King’s two series had already been drawing closer together in Locked Rooms (2005), which sent Sherlock Holmes and Mary Russell to San Francisco. Now Det. Kate Martinelli, SFPD (Night Work, 2000, etc.), meets Holmes, or at least a bunch of Holmesians.
Hours after Philip Gilbert’s body is found tucked into a gun emplacement in Golden Gate Park, the police check out his home near Russian Hill and conclude that he was an obsessive fan of Sherlock Holmes who collected Holmes memorabilia, headed a local Baker Street Irregulars offshoot called the Strand Diners, presided over its dinners in period attire and had recently come into possession of a revelatory manuscript.

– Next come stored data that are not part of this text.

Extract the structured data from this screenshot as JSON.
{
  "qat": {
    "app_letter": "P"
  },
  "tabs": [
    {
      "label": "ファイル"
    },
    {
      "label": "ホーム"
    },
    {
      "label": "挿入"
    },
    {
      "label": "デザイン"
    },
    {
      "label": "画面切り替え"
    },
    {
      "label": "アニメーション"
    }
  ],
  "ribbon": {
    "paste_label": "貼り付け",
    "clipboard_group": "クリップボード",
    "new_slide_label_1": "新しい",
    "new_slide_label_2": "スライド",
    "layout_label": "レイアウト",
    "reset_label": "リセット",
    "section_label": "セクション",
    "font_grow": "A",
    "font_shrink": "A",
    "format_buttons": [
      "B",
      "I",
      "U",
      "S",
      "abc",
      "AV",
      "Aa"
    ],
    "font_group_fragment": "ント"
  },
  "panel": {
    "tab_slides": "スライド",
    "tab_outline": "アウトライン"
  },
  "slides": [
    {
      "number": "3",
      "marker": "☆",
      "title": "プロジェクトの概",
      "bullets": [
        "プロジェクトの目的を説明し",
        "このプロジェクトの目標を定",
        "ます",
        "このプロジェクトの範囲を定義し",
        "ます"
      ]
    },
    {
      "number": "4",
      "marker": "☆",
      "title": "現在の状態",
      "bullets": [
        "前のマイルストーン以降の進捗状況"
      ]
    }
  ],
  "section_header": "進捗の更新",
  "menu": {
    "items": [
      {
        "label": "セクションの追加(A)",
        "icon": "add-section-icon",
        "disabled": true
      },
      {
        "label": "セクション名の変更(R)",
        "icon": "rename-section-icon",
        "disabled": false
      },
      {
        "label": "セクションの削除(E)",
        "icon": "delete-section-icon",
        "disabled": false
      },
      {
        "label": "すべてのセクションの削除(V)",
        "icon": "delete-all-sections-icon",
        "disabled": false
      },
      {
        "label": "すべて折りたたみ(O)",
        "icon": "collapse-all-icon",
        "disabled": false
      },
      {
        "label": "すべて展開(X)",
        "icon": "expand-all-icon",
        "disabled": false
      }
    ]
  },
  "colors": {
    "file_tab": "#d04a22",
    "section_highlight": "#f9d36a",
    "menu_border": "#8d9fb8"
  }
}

Unimpressed by the shadow of Holmes and originally skeptical about the manuscript, Kate changes her mind when she reads it. The embedded adventure, nearly 100 pages long, recounts the arrival of “Mr. Sigerson” (one of Holmes’s trademark pseudonyms) in San Francisco; his commission by a transvestite chanteuse to find her, or his, missing swain; and his discovery of the young man’s body in the exact place Gilbert’s own corpse would turn up 80 years later. Whodunit both times, and why has the second crime scene been made up so ritualistically to resemble the first?
One of the two solutions is a letdown, but King’s imagination is as generous as ever, and her use of the Sherlockian canon to ventilate contemporary issues is clever and impassioned.